ESC-based strategies offer robust differentiation potential but face ethical and regulatory challenges. Clinical evidence remains limited and requires further study.
iPSC-derived approaches offer a potential personalized strategy. Preclinical data indicate iPSC-derived oligodendrocyte precursor cells and neural progenitors can reduce inflammation, support oligodendrocyte survival, and, in some cases, promote remyelination.
Barriers to Clinical Integration
Several challenges limit routine clinical adoption of stem cell therapies in MS. Disease heterogeneity requires precise patient selection. Safety risks vary by platform, from infection risk in HSCT to potential tumorigenicity in pluripotent-derived therapies. Standardization of cell sourcing, manufacturing, dosing, and administration is still evolving, making comparisons across studies difficult.
Even when inflammation is controlled, achieving consistent, durable remyelination and neurorestoration in humans remains scientifically complex. The authors point out that future progress will likely require improved biomarkers, optimized timing of intervention, and potentially combination therapies.

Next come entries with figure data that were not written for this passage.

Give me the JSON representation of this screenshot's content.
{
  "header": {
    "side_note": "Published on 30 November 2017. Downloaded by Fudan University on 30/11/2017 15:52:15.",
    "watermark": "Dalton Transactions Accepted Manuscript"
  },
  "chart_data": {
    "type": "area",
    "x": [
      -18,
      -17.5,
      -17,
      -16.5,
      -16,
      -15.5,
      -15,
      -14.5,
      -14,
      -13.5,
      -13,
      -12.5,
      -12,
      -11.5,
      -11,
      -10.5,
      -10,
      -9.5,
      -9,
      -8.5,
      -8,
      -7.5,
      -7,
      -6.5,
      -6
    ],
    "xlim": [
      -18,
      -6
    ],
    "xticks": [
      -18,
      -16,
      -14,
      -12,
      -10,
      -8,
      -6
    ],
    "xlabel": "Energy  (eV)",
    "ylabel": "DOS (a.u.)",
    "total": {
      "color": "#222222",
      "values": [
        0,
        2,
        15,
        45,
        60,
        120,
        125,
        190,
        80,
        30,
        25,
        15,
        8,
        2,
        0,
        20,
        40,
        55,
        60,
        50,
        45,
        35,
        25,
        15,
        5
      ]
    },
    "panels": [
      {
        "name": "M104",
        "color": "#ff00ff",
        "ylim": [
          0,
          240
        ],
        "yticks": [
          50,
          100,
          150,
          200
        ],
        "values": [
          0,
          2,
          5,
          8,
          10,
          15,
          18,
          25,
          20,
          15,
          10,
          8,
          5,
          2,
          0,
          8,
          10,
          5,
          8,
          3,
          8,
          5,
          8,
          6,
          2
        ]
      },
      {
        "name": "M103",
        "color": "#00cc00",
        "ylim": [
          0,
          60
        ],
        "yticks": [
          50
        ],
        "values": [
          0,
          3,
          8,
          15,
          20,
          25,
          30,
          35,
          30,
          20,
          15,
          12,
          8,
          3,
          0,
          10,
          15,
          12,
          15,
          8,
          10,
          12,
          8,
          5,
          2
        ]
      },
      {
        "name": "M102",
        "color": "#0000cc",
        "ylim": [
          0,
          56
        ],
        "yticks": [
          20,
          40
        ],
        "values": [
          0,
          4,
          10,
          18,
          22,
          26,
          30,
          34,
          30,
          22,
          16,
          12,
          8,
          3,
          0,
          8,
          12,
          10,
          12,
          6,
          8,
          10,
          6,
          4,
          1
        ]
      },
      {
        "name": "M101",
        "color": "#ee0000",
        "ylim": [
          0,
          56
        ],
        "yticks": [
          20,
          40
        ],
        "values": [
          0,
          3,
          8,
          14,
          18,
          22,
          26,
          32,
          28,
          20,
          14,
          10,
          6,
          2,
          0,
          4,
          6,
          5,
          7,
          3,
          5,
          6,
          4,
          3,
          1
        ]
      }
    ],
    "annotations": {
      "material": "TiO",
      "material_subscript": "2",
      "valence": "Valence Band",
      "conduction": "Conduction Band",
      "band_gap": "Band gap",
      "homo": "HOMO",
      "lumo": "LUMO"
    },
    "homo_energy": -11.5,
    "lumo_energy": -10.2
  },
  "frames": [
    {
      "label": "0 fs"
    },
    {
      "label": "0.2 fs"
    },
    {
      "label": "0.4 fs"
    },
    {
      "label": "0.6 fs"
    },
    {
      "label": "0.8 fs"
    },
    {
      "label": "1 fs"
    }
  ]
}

Moving Beyond Suppression Toward Repair
Stem cell therapy represents a spectrum of strategies aimed at achieving two goals that traditional MS care struggles to accomplish: durable immune control and meaningful neural repair. Autologous HSCT has the strongest clinical foundation for immune reset in selected patients but can vary. MSCs and MSC-derived EVs offer favorable safety profiles and strong immunomodulatory biology, with early clinical signals supporting further study. NSCs, ESCs, and iPSC-based approaches are more directly repair-focused but can face translational challenges.
The field is transitioning from early proof-of-concept toward refinement—identifying optimal cell types, delivery methods, and patient profiles most likely to benefit. For individuals living with MS, this evolving research reflects a broader shift in therapeutic ambition: moving beyond slowing disease toward supporting repair and, ultimately, restoring neurological function.
Source: Wu L, Lu J, Lan T, Zhang D, Xu H, Kang Z, Peng F, Wang J. Stem cell therapies: a new era in the treatment of multiple sclerosis. Front Neurol. 2024 May 9;15:1389697. doi: 10.3389/fneur.2024.1389697. PMID: 38784908; PMCID: PMC11111935.